My mother told me this last spring, when I mentioned I'd seen a mouse in my garage (which is attached to the house). "The thing about mice is...they breed."

She's right. We're overrun. Not only did that cute little mouse find her way into my house, she and her progeny have set up residence. They're turning up in interesting my daughter's bedroom, where uneaten Halloween candy resides spread out on her desk, under the stove, in the silverware drawer and even in the toy box where they leave their dark bits of evidence behind. I've found a mouse in my recycle bin, in the dog's food bin (it had fallen in and spent the night there, probably trying to eat it's way out), and even, in my three-year-old's shoe.

That poor little mouse met with an unfortunate end; the dogs knew he was in the place by the door where we put our shoes when we come in from outside, and they pursued the tiny creature relentlessly until the hound caught him. The terrier took it from there; only after a struggle was I able to wrest the minute carcass away. 

The thing is...I don't like to kill anything. Even spiders, one of the oogiest creepy-crawlies on earth, are caught and placed outside. So I purchased some live catch mouse traps, baited them with peanut butter as per the instructions and placed them around the house. 

So far, I've caught five mice; two of them in the same trap at the same time. Once captured, they must be released--and that means taking them someplace where they won't come back. Which involves driving. Of course, being the softie I am, I take them someplace where they can find shelter and hopefully food--like by the barn where my daughter rides--to continue their mousie lives in relative mouse prosperity. Unless, of course, they're eaten by coyotes.

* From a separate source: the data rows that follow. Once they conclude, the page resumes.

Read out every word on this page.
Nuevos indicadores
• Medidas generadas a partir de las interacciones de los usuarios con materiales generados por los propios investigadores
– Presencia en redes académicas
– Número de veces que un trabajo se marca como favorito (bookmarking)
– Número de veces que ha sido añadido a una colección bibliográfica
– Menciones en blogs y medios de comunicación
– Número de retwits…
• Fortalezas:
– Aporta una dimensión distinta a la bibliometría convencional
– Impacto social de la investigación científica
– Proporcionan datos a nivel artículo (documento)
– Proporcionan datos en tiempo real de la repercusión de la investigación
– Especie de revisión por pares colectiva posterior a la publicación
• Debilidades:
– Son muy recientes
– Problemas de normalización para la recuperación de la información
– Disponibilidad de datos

Anyhow, all this mouse catching has distracted me from my Nano. I've managed to write seven pages. Woo-hoo! Titled, Your Wish is My Command, it tells the story of a museum curator who finds a genie in a bottle while going through the unused inventory. Or it would, if I'd ever get her off the ladder and into the box where the bottle is...

Since it's possible no one will ever read this story, I might as well share the first page with you:

Only Dara's life could come to an end with a memo. And she only had a month to save it.
    "Due to the recent economic downturn as well as the loss of donations and, more importantly, the downturn in family and group memberships, the Board has decided that the Heffenpuffer Museum will close its doors, effective the last day of  February of this year."
    She clutched the memo until her fingers cramped. Close? The museum was going to close? "But…what about the exhibits? The artwork? The fossils? The Native American crafts?" A horrific thought struck her. "What about the mummy? He'll deteriorate if he's not kept in the correct climate. What's going to happen to Hachepcet?"
    "Forget him. He's already dead. What about us?" said Francie, her friend and gift shop manager extraordinaire.
    "What about us?" Dara looked up from the memo.
    "We'll be out of a job. That's what." Francie flung a bat puppet onto the display rack; it fell to the floor. She looked at it but didn't pick it up.
    Dara had never seen Francie not care about the placement of merchandise. The reality of the situation slowly occurred to her. "But where I am going to go? I love this museum."
    "I love my paycheck. Whoopedy-doo." Francie spun her index finger in the air.
    "But…but this museum…it's…it's…" Home. She'd grown up here among the exhibits. Daddy had been curator then, and so proud of each of the museum's items. He'd inspired her love of all things historical and beautiful and she, in turn, had committed her life to them. Each item in the museum's catalogue was a friend to her. Family,even. But now…
    "I have no where to go."

Poor Dara. She's sort of like my mice, come to think of it. About to be displaced. If I ever finish her story. 

I plan to...unless something else goes aft agley. 

1 comment:

  1. Is this your first time doing NaNo? I decided not to do it this year, but have finished it on time 3 times. 3 good starts, 0 finished product. Wish you lived closer. You inspire me. I am trying to do 500 words a day this month (SOOOO much easier than 1657...) but am hopelessly behind, confirming that I was wise not to try NaNo.